Comparing the theoretical shielding estimation with the experimental values indicates that the ability of the theoretical model to estimate the absorption loss depends on the sample thickness and frequency. Good estimation was achieved for the 2.8 mm plates, especially at higher frequencies (>11 GHz), where the difference between the estimated and experimental values was less than 2.4 dB. Close estimation was also found for the 2.8 mm plates made of the 5 and 7.5 vol% composites (composites with absorption loss higher than 10 dB).

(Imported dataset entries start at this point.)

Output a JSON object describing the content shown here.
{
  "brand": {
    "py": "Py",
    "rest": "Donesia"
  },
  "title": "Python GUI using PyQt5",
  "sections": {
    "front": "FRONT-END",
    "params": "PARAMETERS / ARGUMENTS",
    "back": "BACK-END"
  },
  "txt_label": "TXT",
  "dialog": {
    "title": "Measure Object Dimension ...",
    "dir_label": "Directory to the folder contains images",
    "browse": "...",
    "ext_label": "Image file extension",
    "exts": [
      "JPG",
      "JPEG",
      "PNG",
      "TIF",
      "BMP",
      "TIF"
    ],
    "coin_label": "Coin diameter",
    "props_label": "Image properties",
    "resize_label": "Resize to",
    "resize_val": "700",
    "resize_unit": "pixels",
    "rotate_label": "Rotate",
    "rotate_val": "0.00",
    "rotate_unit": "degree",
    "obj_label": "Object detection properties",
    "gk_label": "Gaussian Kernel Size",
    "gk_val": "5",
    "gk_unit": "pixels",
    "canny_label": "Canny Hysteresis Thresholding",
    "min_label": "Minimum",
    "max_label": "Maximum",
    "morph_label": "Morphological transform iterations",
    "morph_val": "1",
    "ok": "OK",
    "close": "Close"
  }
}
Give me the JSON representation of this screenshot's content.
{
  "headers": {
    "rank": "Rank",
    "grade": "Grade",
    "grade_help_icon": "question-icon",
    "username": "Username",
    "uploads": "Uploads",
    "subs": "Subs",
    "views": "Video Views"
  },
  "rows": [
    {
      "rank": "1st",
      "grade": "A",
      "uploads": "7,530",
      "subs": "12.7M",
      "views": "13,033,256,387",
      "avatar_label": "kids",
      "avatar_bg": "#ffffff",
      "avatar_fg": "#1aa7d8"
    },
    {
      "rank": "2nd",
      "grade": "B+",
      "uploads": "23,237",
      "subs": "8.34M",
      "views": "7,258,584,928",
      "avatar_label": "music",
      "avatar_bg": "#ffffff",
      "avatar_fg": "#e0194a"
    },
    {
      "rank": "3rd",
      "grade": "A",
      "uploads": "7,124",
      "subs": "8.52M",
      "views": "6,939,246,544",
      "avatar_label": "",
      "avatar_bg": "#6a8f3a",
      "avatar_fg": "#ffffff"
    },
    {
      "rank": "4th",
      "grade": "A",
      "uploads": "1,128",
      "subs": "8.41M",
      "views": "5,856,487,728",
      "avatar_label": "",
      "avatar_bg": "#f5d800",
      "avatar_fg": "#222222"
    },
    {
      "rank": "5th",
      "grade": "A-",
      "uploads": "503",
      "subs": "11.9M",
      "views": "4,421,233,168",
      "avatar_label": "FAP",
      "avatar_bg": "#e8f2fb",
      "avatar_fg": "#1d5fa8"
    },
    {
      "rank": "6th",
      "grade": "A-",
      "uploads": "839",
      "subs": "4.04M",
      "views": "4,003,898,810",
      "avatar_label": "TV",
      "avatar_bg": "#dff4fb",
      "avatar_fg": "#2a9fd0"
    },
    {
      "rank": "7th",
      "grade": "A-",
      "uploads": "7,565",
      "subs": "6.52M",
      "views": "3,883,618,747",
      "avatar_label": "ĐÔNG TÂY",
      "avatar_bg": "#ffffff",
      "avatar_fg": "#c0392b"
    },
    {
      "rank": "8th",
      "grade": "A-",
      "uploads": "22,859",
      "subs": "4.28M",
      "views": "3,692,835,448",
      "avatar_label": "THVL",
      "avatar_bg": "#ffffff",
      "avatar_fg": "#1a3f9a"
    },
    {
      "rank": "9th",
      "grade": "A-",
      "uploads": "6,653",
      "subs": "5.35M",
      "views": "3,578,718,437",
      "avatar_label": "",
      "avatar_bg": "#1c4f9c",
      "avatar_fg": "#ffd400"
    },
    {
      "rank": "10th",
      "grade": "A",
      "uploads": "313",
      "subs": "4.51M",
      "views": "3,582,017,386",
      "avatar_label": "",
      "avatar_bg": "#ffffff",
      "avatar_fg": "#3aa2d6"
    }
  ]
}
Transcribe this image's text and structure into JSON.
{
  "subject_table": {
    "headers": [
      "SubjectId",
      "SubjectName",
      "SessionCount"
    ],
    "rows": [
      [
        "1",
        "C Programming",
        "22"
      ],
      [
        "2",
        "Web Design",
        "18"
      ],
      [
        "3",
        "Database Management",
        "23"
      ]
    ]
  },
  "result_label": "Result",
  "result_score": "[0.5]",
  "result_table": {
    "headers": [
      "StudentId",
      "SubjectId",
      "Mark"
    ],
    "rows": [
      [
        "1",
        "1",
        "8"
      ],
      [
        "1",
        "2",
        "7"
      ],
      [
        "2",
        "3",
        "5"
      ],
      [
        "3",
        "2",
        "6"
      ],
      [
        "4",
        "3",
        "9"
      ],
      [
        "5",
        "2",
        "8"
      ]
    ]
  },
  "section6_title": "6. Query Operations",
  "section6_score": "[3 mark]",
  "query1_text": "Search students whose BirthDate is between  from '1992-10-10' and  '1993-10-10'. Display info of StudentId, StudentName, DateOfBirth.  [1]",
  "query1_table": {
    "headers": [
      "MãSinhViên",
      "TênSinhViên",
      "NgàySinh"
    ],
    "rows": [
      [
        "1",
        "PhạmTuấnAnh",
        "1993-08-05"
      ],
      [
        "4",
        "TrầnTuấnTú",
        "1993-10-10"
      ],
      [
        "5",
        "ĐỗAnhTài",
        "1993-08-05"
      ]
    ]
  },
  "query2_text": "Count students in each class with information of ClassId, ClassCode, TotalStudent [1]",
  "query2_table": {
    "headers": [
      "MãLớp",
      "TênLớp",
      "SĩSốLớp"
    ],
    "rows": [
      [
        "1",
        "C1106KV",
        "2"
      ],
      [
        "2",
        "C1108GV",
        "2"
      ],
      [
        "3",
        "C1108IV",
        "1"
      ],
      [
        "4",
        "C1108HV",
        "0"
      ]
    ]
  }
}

For the 1 mm thick plates, theoretical estimation was lower than experimental values by 30–50%. Table 2 reports this for the 10 vol% HS-CB/PP composites. The model also underestimates the EMI SE of the 1 mm plates made of the 5 and 7.5 vol% composites. For the reflection loss, the accuracy of estimation was a function of the composite's conductivity. In general, the model overestimates the reflection loss of the 10 vol% CB. However, for the composites with CB loading of 7.5 vol% or less (the results are not shown in the tables), corresponding to samples with conductivities lower than 20 S m⁻¹, the model underestimated the reflection loss. Nevertheless, in terms of decibels, the difference between the experimental and theoretical values, for the samples that are >20 S m⁻¹ in conductivity and 1.0 mm in thickness, was insignificant (less than 2 dB).